Now we are communicating a concept, albeit a simple one. This pleases Our Robot Friend! A guy named Pierce came along and suggested that this isn’t enough. He wanted another piece, (a triadic relationship) that would convey the thing, some representation of the thing, and an idea who and what it was for. In Search, we have this. Enter: Schema!

meaning-schema

Look at that rich concept! I love it. Now we are really communicating to Our Robot Friend. It gets us. We are creating real meaning now!

Schema tags, the additional tags we place on a page to convey our third layer of data to ORF, started out as a fairly limited set of code that mostly befitted ecommerce sites and some types of local businesses. The list has grown like mad. Now it includes tags for all kinds of businesses, including:

  • Medical Devices
  • Academic Journal Articles
  • Flight Details
  • Colleges
  • NGOs
  • Wineries

When you’re at your next marketing meeting and Sr. VP Jim says you’ll have to wait to implement schema on your pages until the next round of development, you can definitively say “We can’t Jim! Because triadic relationships… .”

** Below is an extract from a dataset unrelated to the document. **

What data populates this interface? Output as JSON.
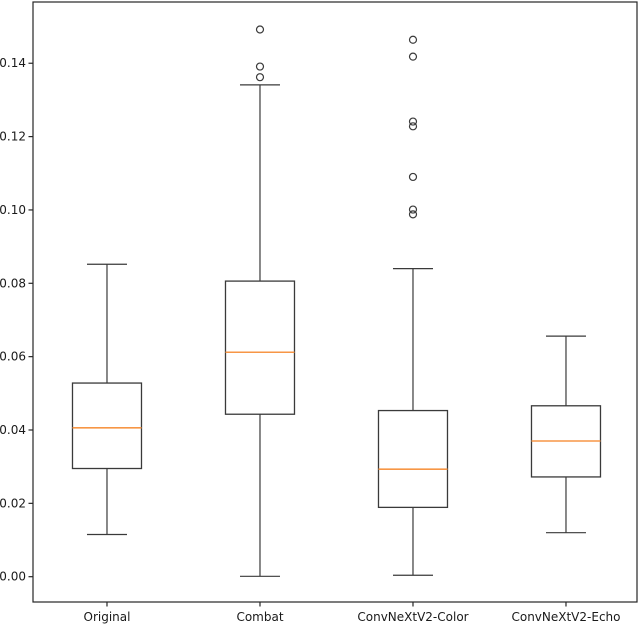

Take a look at the link, find your tags and send them to your devs. Check out this post for tips on using Schema for B2B websites. Measure implementation with Google Tag Manager (See Sayf Sharif’s post on tracking any on-page content in GTM or Mike Arnesen’s post of Schema & GTM).

Don’t do it because it’s a tactic , do it because it helps fill in the blanks for Our Robot Friend.

For ten years we have been doers, focused on tactics and finding cracks in the system to effectively game the system and get ahead. From now on we must be facilitators, providing clean, concise information to the search engine crawlers. Schema is one way to accomplish this. There will be others in the semantic revolution, like entities (which I’ll address in a future post).

Now you are ready to join the semantic revolution. It really makes me wonder: after digital agencies, startups and tech companies have hired alllllll the data engineers in the world, and they have gathered alllll the data, will there finally be a place in technology for the linguist, the humanist and the philosopher to tell businesses what it all means?

It makes me hopeful that my liberal arts degree will finally be useful in my field. I had planned to start an intensive vitamin regimen to make sure I lived to see that day, but it may be closer than we all thought.